Olympics past, present and future put the hop, skip and jump into this pair of Proms. Chen Yi's Olympic Fire came first in Leonard Slatkin's programme with the Royal Philharmonic – only fitting on the opening day of the Beijing Games. But had this crowd-pleaser been written by anyone but a Chinese national, we'd have considered it a cheesy Western imitation of traditional Chinese music. Chen Yi's future was brutally put on hold during the Cultural Revolution and compulsory "re-education" has clearly informed her work.
The Olympic fire spluttered through the relentlessly motoric outer sections. The spirit of competition was present in the percussion section, with a virtuosic last-minute spurt from the RPO's timpanist, Matt Perry, snatching the gold from his colleague on xylophone. A bronze for Chen Yi.
And for Olga Kern in Rachmaninov's Rhapsody on a Theme of Paganini.

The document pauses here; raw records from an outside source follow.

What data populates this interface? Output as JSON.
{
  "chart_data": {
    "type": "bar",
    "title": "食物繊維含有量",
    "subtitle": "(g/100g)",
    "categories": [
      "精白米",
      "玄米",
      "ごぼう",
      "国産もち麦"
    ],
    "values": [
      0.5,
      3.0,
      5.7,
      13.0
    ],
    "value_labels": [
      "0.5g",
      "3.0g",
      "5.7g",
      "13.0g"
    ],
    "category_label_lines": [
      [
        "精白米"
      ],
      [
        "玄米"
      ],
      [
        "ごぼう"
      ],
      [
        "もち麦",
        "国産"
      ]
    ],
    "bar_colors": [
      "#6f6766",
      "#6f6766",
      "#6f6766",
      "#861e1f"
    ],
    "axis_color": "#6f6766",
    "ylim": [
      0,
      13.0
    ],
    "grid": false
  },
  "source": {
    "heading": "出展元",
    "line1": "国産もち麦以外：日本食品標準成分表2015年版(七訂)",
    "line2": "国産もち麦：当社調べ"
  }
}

One felt the kinship between her and Slatkin throughout – an essential part of the work's intricate alchemy. But for all her pianistic elegance, and her beautiful, unforced sound, this was a performance lacking in vital capriciousness and passion.
We were back in business with Slatkin's sweeping account of Vaughan Williams's Sixth Symphony. Rarely can its cynical tub-thumping have disintegrated into so uneasy and numbing a pretence of peace.